Northern Ireland

Lorry driver who admitted wrecking a Narrow Water memorial has his 12 month sentence reduced to six

The scene of damage caused to the Narrow Water memorial
The scene of damage caused to the Narrow Water memorial The scene of damage caused to the Narrow Water memorial

A LORRY driver who admitted wrecking a memorial to murdered soldiers had his 12 month sentence reduced to six months.

Robert McKeegan (44) appeared at Newry County Appeal Court yesterday where Judge Gordon Kerr QC said, while he believed the original sentence was “excessive,” he considered an immediate custodial sentence was "fully justified.”

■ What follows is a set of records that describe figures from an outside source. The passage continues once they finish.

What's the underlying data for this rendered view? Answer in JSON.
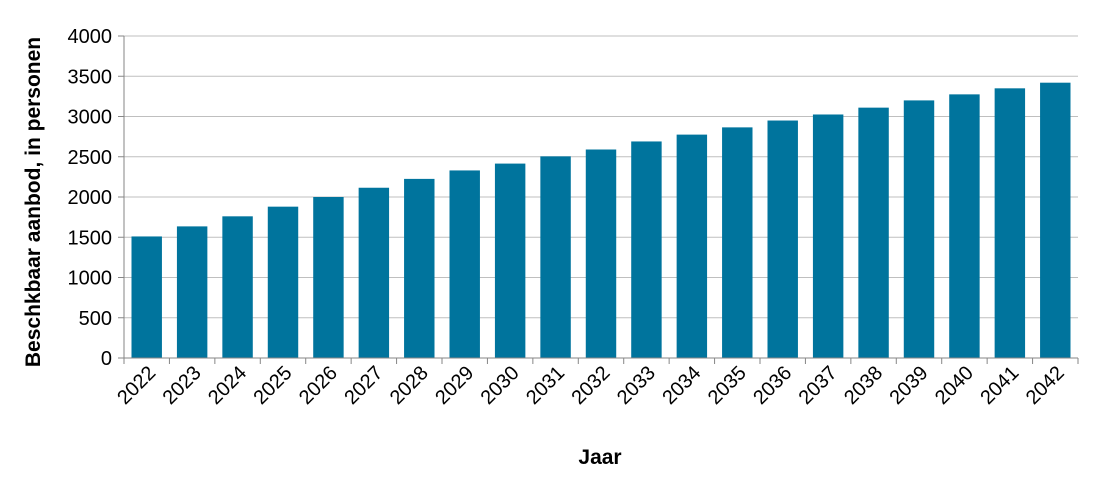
{
  "chart_data": {
    "type": "bar",
    "title": "",
    "xlabel": "Jaar",
    "ylabel": "Beschkbaar aanbod, in personen",
    "categories": [
      "2022",
      "2023",
      "2024",
      "2025",
      "2026",
      "2027",
      "2028",
      "2029",
      "2030",
      "2031",
      "2032",
      "2033",
      "2034",
      "2035",
      "2036",
      "2037",
      "2038",
      "2039",
      "2040",
      "2041",
      "2042"
    ],
    "values": [
      1510,
      1635,
      1760,
      1880,
      2000,
      2115,
      2225,
      2330,
      2415,
      2505,
      2590,
      2690,
      2775,
      2865,
      2950,
      3025,
      3110,
      3200,
      3275,
      3350,
      3420
    ],
    "ylim": [
      0,
      4000
    ],
    "yticks": [
      0,
      500,
      1000,
      1500,
      2000,
      2500,
      3000,
      3500,
      4000
    ],
    "grid": true,
    "legend": "none",
    "colors": {
      "bar": "#00749d",
      "grid": "#bfbfbf",
      "axis": "#868686"
    }
  }
}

At the same court in February McKeegan, from Beech Drive, Bleary, Craigavon, pleaded guilty to causing criminal damage to a memorial belonging to Royal British Legion intending to damage such property or being reckless as to whether such property would be damaged on October 4 last year.

Ordering McKeegan to be jailed for six months with a further six months to be spent on supervised licence, District Judge Peter Magill told him: “The fact of the matter is that this was a quite appalling offence of wanton destruction of a memorial to the dead.“

The court heard then and the prosecution reminded the court yesterday that at around 7.30am that morning, police received a report of criminal damage to a British Army memorial at Narrow Water, dedicated “to the memory of 18 British soldiers murdered by Irish republican terrorised during a bombing in 1979.”

Counsel for the Public Prosecution Service outlined that from CCTV, McKeegan could be seen getting out of his lorry while on his mobile phone and “kicking out at crosses and wreaths, damaging the memorial.”

“As a result of extensive enquiries,” he told the court police were able to track McKeegan’s lorry and arrest him two weeks later but during five police interviews, “he made no comment or offered no explanation to officers,” adding that the value of the damage was around £200.

In sentencing McKeegan at that stage, Judge Magill made it clear that “I’m not finding hostility” as a factor and during his plea in mitigation yesterday defence counsel Kevin O’Hare said it was clear from the pre-sentence probation report that McKeegan “had absolutely no idea as to the background” or significant of the memorial.

Sentencing McKeegan to a six month jail sentence, Judge Kerr said that unlike the lower court, he had the benefit of the probation report and from that and defence submissions, his view was that “there was no particular animus” on McKeegan’s part.